Monty Python and the Holy Grail.

The movie Little Black Book with Brittany Murphy was your basic formulaic romantic comedy, until the ending, which had a rather dark little twist.

When I saw those words, I thought you were about to cite Mulholland Drive.

Last American Virgin - you think, typical teen movie, surely it will have a happy ending? The ending really elevates this movie.

I would also include the rather surprising clog dance with “jazz hands” at the end of Zatoichi the Blind Swordsman.

Pennies from heaven both the TV series and the movie version. A harrowing tale, at the end the tragic hero is hanged for a murder he didn’t commit, his lover is just about to throw herself off a bridge when tragic hero turns up and says something to the effect of "they had to give us a happy ending, didn’t they, " Happy, happy, happy, dance off into the sunrise, credits roll.

“Well, what did you expect in an opera…?”

Oh, Bwoomhilda, you’re so wuvvwy…

The Charles Bronson, Jill Ireland Western “From Noon Til Three” came to mind for me. It starts as something of a romantic romp and takes a definite turn at the end.

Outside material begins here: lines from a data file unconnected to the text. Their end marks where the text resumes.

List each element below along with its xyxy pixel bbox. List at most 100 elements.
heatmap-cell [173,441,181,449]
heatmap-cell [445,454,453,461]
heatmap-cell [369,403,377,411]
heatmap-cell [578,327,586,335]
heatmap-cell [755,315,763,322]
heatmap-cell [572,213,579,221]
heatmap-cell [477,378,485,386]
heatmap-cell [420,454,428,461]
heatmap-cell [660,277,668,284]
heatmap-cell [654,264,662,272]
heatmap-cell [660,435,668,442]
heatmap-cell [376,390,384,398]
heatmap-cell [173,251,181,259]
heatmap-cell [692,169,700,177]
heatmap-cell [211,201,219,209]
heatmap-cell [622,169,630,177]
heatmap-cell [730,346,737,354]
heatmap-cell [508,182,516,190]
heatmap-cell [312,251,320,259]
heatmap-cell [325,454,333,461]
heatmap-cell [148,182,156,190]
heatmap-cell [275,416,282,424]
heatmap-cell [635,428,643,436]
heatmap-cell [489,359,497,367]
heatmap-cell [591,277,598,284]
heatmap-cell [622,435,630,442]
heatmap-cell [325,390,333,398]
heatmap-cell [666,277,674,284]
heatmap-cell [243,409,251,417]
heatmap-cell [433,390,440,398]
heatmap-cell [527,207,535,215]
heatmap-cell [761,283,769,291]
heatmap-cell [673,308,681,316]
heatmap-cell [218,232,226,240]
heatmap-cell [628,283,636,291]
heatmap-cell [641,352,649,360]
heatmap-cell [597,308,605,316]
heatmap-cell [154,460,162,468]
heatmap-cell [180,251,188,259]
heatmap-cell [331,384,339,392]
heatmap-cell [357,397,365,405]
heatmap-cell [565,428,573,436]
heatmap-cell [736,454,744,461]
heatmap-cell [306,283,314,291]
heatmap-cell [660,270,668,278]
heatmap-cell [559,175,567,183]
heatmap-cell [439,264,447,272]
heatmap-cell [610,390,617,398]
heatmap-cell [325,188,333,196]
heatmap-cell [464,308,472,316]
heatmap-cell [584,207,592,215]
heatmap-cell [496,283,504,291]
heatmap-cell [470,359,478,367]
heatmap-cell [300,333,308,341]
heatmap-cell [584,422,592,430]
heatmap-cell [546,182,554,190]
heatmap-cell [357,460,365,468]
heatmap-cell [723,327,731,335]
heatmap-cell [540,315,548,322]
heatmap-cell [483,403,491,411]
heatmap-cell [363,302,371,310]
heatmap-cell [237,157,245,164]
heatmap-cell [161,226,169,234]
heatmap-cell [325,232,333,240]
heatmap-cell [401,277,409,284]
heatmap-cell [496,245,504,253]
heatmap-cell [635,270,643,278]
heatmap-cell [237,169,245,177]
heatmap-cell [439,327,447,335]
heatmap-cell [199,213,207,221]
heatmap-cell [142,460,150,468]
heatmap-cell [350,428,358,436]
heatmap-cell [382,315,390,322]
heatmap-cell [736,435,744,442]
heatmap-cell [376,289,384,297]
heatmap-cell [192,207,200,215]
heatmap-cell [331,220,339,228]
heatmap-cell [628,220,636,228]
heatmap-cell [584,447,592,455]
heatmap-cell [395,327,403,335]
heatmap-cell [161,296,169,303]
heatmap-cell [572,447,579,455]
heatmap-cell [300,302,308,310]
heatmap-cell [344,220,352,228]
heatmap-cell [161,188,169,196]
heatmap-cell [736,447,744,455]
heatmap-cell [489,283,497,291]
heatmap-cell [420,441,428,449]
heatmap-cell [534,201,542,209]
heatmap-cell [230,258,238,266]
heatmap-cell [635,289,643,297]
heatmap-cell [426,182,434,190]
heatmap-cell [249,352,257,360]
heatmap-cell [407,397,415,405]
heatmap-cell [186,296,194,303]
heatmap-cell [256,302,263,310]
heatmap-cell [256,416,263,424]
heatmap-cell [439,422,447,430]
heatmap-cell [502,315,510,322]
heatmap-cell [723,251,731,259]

Catherine Breillat’s Fat Girl. It’s a slow (i.e. French) pseudo-coming-of-age drama about two sisters: the 15-year-old is sultry and slutty, and the 13 or 14-year old is morose and kind of dumpy and very unhappy as she watches her older sibling catting around while they’re on a family vacation. Then, at the end of the movie, as the family (minus the father) is driving back from the holiday resort…

Major spoilers (don’t read this if you have any intention of seeing the movie, which I recommend to strong-minded and adventurous viewers):The mother pulls their car off into a rest area for the night. Everybody sleeps in the car. A psychotic stranger appears in the middle of the night, breaks into the car, kills the mother and the older sister with a hatchet, and drags the younger sister off into the woods. When the police arrive on the scene the following morning, the younger sister’s reaction to having been violated is… interesting. In an extremely disturbing way.)Basically, the movie turns unexpectedly from a nearly microscopic examination of a relationship between two sisters into something else entirely in the last six or seven minutes. The audience I saw the movie with was basically staggering out through the lobby, suffering emotional whiplash.

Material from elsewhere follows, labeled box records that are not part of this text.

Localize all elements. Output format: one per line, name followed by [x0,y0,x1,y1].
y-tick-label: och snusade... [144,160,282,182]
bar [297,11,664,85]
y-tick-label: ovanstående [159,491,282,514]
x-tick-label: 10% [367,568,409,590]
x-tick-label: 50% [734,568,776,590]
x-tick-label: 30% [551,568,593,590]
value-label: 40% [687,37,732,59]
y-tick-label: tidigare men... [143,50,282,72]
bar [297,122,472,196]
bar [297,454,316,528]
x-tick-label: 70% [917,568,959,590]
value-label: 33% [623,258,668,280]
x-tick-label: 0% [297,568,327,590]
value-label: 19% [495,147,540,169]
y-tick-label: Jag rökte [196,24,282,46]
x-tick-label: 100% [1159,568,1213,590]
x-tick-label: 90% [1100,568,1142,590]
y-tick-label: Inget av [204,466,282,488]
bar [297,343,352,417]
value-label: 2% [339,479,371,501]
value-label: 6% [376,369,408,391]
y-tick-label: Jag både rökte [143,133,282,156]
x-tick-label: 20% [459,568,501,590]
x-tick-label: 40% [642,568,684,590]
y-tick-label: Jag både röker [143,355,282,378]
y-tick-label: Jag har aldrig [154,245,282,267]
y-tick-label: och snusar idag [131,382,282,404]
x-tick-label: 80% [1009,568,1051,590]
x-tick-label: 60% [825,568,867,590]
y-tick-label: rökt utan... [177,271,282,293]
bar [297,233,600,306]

Oh, and as long as we’re on the subject of French films:

Haute Tension. After an hour and change of a very effective if small-scale and exploitatively grimy serial-killer thriller, the movie suddenly turns intocomplete and total shit.

I cannot to this day listen to Tannhäuser without singing along. Yet another way to embarrass the children (as if having Wagner CDs in the car isn’t bad enough {if they complain too much about my classical, I put in some Flatt and Scruggs…}).

And now back to the continuing and on-track discussion.

Butch Cassidy and the Sundance Kid

Clerks if it had kept the original ending

The Ladykillers got creepy at the end.